If, however, an owned copy is present, then the page scrub is aborted an a
new page is chosen. If the page scrub does in fact reach the end of the
page, a quit interest transaction is generated thereby updating the
associated interest maps and interest caches.
In another embodiment, a software scrub is performed by writing a control
register in the snoop filter causing the scrubber to generate a second
type of quit interest transaction, This is done after the operating system
has loaded a page from disk, or zeroed a page, or copied over it with
transactions that cause all caches to be invalidated.
In this embodiment, a quit interest transaction, of which there are two
types, is generated by the page scrubber 350. In the first type, the page
scrubber 350 generates a transaction which causes the local processor
group to lose interest in a non-local page of memory. In the second type,
a quit interest transaction is created which results in all non-local
groups losing interest in a local page of memory.
In this embodiment, decision logic block 328 often generates an interest
mask 400 which is communicated to address interconnect 250 by way of bus
interface 242. In certain situations, decision logic block 328 may
generate a pipe hold signal 700 which is driven back to pipeline hold
circuitry (not shown). The pipe hold signal has the effect of temporarily
halting any pipeline operations by holding input queue 322 and any
pipeline stages in interest map 320 and the input to decision block 328 in
its own snoop filter until an interest mask is created for the requested
page of memory.
Interest map 320 may take the form of a SRAM device or other suitable
memory device capable of dynamic data storage and retrieval. In one
embodiment, interest map 320 may take the form of a 64K.times.18 device
logically configured as an 8 M.times.1 SRAM. Preferably, the interest map
320 includes at least one interest bit per page of main memory and is
configured in such a manner as to comprehend local and non-local pages of
memory. In the described embodiment, each interest bit corresponds to an
8K page of memory.
In operation, at least one interest bit in interest map 320 associated with
each local page of main memory is set if a processor residing in a
non-local processor group has previously done an operation on the
requested local page of memory. Alternatively, at least one interest bit
is set for each non-local page of main memory if a processor residing in
the local processor group has ever done an operation on the requested
non-local page of memory.
By way of example, FIG. 5 illustrates an exemplary interest map 320.

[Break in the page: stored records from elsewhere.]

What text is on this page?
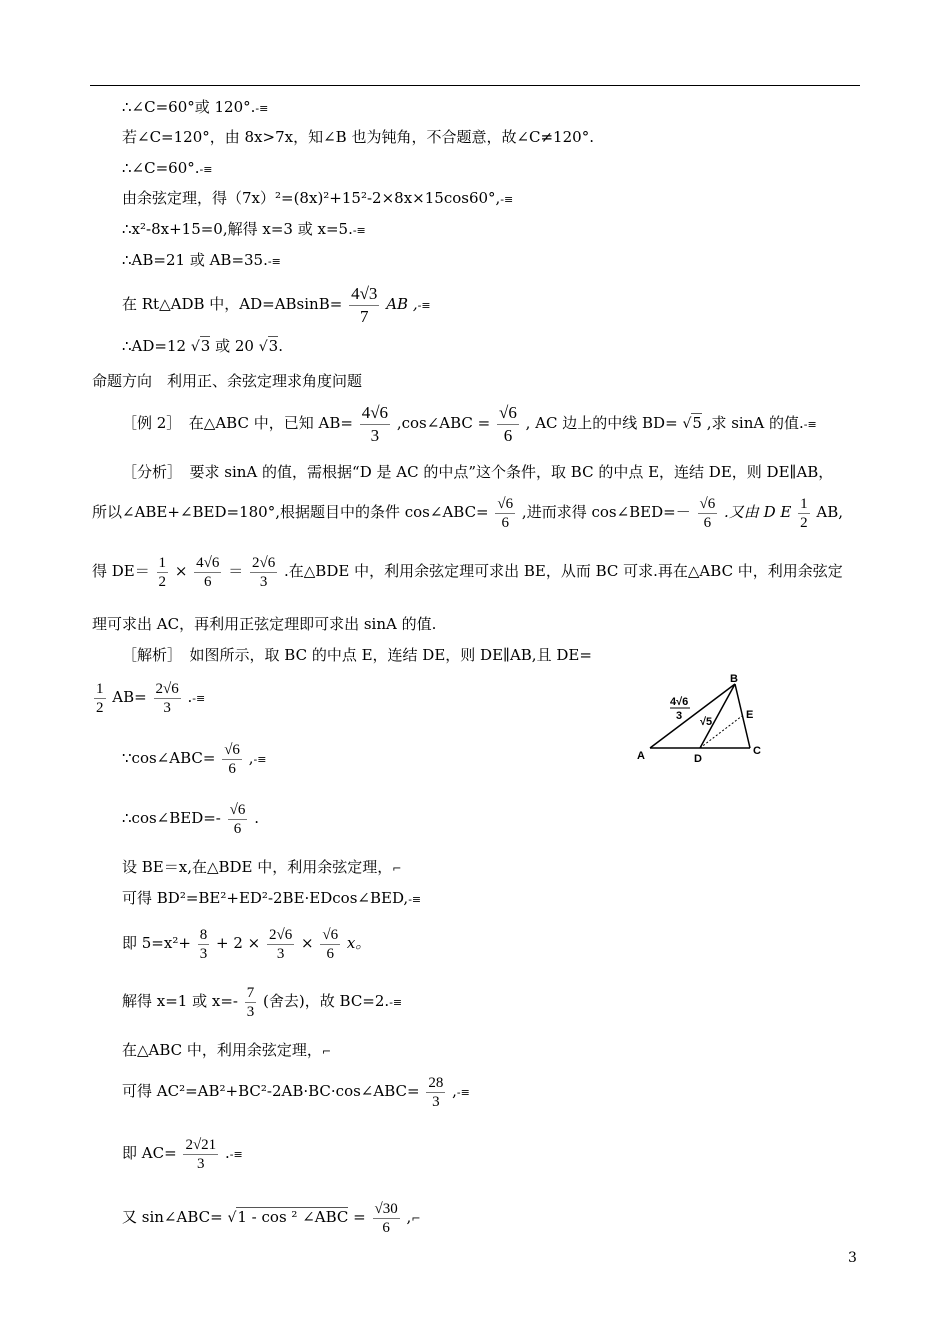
∴∠C=60°或 120°.-≡
若∠C=120°，由 8x>7x，知∠B 也为钝角，不合题意，故∠C≠120°.
∴∠C=60°.-≡
由余弦定理，得（7x）²=(8x)²+15²-2×8x×15cos60°,-≡
∴x²-8x+15=0,解得 x=3 或 x=5.-≡
∴AB=21 或 AB=35.-≡
在 Rt△ADB 中，$AD=ABsinB= \frac{4√3}{7}$ AB ,-≡
∴AD=12 √3 或 20 √3.
命题方向　利用正、余弦定理求角度问题
［例 2］　在△ABC 中，已知 $AB= \frac{4√6}{3}$ ,cos∠ABC = $\frac{√6}{6}$ , AC 边上的中线 BD= √5 ,求 sinA 的值.-≡
［分析］　要求 sinA 的值，需根据“D 是 AC 的中点”这个条件，取 BC 的中点 E，连结 DE，则 DE∥AB，
所以∠ABE+∠BED=180°,根据题目中的条件 cos∠ABC= $\frac{√6}{6}$ ,进而求得 cos∠BED=－ $\frac{√6}{6}$ .又由 D E $\frac{1}{2}$ AB,
得 $DE= \frac{1}{2} \times \frac{4√6}{6} = \frac{2√6}{3}$ .在△BDE 中，利用余弦定理可求出 BE，从而 BC 可求.再在△ABC 中，利用余弦定
理可求出 AC，再利用正弦定理即可求出 sinA 的值.
［解析］　如图所示，取 BC 的中点 E，连结 DE，则 DE∥AB,且 DE=
$\frac{1}{2} AB= \frac{2√6}{3}$ .-≡
B
A	C
D
E
4√6
3 √5
∵cos∠ABC= $\frac{√6}{6}$ ,-≡
∴cos∠BED=- $\frac{√6}{6}$ .
设 BE＝x,在△BDE 中，利用余弦定理，⌐
可得 BD²=BE²+ED²-2BE·EDcos∠BED,-≡
即 $5=x^2+ \frac{8}{3} + 2 \times \frac{2√6}{3} \times \frac{√6}{6}$ x。
解得 x=1 或 $x=- \frac{7}{3}$ (舍去)，故 BC=2.-≡
在△ABC 中，利用余弦定理，⌐
可得 AC²=AB²+BC²-2AB·BC·cos∠ABC= $\frac{28}{3}$ ,-≡
即 $AC= \frac{2√21}{3}$ .-≡
又 sin∠ABC= √1 - cos ² ∠ABC = $\frac{√30}{6}$ ,⌐
3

Interest map 320 is assumed to be associated with processor group 210.
Interest map 320 includes a number of interest bits, including interest
bit 321 and interest 322. Interest bit 321 is associated with a non-local
page address 610 (i.e., resides in memory outside of group 210) and
interest bit 322 is associated with a local page address 620 (i.e.,
resides in processor group 210). If in this example, interest bit 321 is
set to logical one as shown (i.e., set may also refer to set to logical
zero), then at least one processor within processor group 210 has some
interest in non-local page address 610. Alternatively, if an interest bit
322 in interest map 320 is set to a logical one, then at least one
processor outside group 210 has some interest in local page address 620.
FIG. 6 is an exemplary representation of an interest cache 340 associated
with interest map 320 and processor group 210 according to an embodiment
of the invention. Preferably each interest cache is associated with an
interest map as well as a processor group. The interest cache is generally
organized as a direct-mapped or set-associate cache of those page
addresses in the interest map that the associated processor group has
shared with non-local processor groups.
Each page address included in the interest cache 340 is associated with an
interest mask. The interest mask includes a single group interest bit 402
for each of the processor groups within the multiprocessor system 200.

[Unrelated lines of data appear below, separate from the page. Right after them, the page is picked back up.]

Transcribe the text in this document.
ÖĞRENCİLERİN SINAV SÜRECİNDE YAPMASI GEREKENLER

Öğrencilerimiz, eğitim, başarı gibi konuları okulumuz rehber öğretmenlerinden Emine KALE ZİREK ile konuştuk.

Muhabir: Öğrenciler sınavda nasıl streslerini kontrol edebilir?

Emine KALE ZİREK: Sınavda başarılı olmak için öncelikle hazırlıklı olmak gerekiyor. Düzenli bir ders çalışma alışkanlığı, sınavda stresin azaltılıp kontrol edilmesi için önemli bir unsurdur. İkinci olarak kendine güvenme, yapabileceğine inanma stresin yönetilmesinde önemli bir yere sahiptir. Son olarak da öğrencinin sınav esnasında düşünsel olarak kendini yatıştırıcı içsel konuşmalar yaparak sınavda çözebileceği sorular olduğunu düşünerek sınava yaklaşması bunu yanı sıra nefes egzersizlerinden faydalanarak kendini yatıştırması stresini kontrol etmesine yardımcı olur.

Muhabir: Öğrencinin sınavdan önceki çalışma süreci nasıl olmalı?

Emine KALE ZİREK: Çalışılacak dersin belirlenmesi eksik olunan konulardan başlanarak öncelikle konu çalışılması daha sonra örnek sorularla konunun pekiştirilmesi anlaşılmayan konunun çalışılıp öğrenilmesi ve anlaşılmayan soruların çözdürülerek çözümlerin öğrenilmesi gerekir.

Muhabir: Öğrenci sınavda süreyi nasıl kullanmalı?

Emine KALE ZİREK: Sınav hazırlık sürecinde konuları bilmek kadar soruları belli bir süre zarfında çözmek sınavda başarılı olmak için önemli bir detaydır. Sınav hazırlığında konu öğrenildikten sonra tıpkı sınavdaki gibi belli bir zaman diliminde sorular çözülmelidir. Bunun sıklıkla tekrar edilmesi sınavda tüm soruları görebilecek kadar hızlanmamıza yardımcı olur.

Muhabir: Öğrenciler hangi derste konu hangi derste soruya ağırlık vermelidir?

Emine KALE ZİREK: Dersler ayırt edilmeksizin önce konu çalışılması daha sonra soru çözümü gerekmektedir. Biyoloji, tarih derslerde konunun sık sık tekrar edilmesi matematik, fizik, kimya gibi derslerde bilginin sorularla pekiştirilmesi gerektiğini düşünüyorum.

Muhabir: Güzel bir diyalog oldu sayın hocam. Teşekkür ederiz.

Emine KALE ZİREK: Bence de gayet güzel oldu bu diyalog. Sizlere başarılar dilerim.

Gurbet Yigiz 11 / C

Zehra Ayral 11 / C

Each group interest bit indicates the interest of the associated processor
group in the requested page address.
Additional bits required to facilitate the operation of the snoop filter
within system may be provided in the interest cache 340. For example, an
update bit 404 may be added to indicate new interest in the associated
page of memory, or in yet another embodiment, a "remote write is OK" bit
406 may be added to indicate the associated page address has had at least
one cache line owned by a non-local processor group.
By way of example as shown in FIG. 6, interest cache 340 includes an
interest mask 400 associated with non-local page address tag 610. In this
embodiment, interest mask 400 includes group interest bits for all
processor groups in system 200. As described above, since page
address-tag. 610 is non-local with reference to processor group 210 and
the interest bit 321 is set, then processor group 210 has an interest in
page address tag 610. In this case, the group interest bit 408 associated
with processor group 210 in interest mask 400 is set to indicating an
interest by processor group 210 in non-local page address 610.
Referring to FIGS. 4-6, the operation of snoop filter 300 is described. In
one embodiment, processor group 210 forwards address request associated
with local page address 610 to address repeater 213. Address repeater 213
then forwards the address request to input queue 322 of snoop filter 230
by way of address repeater bus interface 240.
Once the address request is released from the input queue 322, snoop filter
300 determines whether interest bit 321 in interest map 320 associated
with local page address 610 is set or not set. In this example, the
interest bit 321 for local page address 610 is set, thus an associated
interest mask (based on previous operations not yet comprehending the new
address request) will be retrieved from interest cache 340 and forwarded
to decision block 328 along with data retrieved from interest map 320.
Decision logic 328 will generate interest mask 400 for the address
request. Decision logic 328 will forward interest mask 400 to address
interconnect 250 by way of bus interface 242 where it will be combined
with the address request and the associated memory command.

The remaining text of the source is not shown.